Si Mgr Lefebvre avait été là, il aurait pris part, personnellement, nul n’en doute, à ces festivités. Mais il est là haut, au Ciel, et il nous assiste. Vous qui le représentez, que retenez-vous des circonstances de cette fondation, en 1986 ?
Monseigneur aurait pu choisir beaucoup d’endroits pour commencer l’apostolat au centre de l’Afrique. Il y avait déjà quelque chose au sud de l’Afrique, mais ici il n’y avait rien. Il a donc choisi le Gabon. Il aurait pu choisir de le faire à Dakar, au Sénégal, où il avait été archevêque ; mais il a préféré le Gabon. Il faut dire qu’il avait le soutien de Mgr Ndong et de trois évêques à l’époque. Ils étaient assez favorables. Une porte était donc ouverte. Je crois que c’est ce qui l’a poussé à commencer ici. Mais Monseigneur a suivi les signes de la divine Providence. La Providence dispense les grâces comme elle veut ; il faut suivre le chemin. 25 ans après, quand on voit la beauté de cette mission, on voit que Mgr Lefebvre a bien suivi la divine Providence.

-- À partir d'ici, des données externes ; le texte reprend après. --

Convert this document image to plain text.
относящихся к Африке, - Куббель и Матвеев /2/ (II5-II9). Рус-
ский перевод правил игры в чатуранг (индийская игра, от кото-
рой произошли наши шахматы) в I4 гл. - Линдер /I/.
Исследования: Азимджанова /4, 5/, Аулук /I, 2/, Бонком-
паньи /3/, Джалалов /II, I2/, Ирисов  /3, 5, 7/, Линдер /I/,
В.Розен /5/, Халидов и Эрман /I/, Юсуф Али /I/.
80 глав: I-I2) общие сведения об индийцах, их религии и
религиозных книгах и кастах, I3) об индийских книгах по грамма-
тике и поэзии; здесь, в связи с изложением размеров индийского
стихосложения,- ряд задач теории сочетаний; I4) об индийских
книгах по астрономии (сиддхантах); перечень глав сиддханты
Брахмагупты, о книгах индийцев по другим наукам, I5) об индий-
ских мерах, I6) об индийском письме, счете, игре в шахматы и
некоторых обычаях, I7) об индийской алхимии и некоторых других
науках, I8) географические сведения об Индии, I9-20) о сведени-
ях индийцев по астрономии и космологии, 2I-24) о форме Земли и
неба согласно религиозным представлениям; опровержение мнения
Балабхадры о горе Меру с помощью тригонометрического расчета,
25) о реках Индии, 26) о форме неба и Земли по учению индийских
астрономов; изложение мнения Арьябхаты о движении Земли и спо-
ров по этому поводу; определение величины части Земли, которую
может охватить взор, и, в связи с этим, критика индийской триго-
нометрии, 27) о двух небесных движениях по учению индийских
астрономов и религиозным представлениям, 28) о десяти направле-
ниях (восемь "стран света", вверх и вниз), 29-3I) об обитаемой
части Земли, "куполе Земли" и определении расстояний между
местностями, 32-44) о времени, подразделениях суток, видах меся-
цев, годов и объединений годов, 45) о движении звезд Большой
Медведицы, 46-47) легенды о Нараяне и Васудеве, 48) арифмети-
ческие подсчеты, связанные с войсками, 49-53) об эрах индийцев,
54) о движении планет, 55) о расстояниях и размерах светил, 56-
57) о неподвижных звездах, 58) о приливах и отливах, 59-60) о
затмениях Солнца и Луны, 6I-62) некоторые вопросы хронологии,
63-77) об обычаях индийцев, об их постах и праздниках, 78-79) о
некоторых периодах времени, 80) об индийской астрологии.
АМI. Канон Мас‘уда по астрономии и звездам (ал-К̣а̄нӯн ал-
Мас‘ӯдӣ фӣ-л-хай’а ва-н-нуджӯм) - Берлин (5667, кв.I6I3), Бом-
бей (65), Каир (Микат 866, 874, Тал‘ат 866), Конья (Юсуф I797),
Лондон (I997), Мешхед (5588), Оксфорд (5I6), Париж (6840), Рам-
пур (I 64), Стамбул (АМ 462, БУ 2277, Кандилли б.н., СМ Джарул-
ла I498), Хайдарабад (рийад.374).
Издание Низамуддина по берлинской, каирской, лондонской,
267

L’on sait que la partie n’était pas gagnée d’avance, en raison de la crise qui couvait déjà entre l’Eglise conciliaire et la Fraternité. Pour l’histoire, Excellence, qu’est-ce qu’on peut retenir comme éléments majeurs ayant permis l’implantation de la Mission Saint-Pie X au Gabon ?
Je pense qu’au départ il y a ceux qui se souvenaient de Mgr Lefebvre. Les anciens qui se souvenaient de lui, de la messe, du chant grégorien. Je me souviens, au début, de ces séminaristes qui savaient encore la messe par cœur, qui chantaient par cœur le propre sans préparation. Cela dit beaucoup pour les débuts. Il fallait ce terrain qui était prêt.
Il se dit même que la Présidence de la République Gabonaise et plus spécialement, le Chef de l’Etat d’alors, Omar Bongo, avait dû au préalable donner son quitus.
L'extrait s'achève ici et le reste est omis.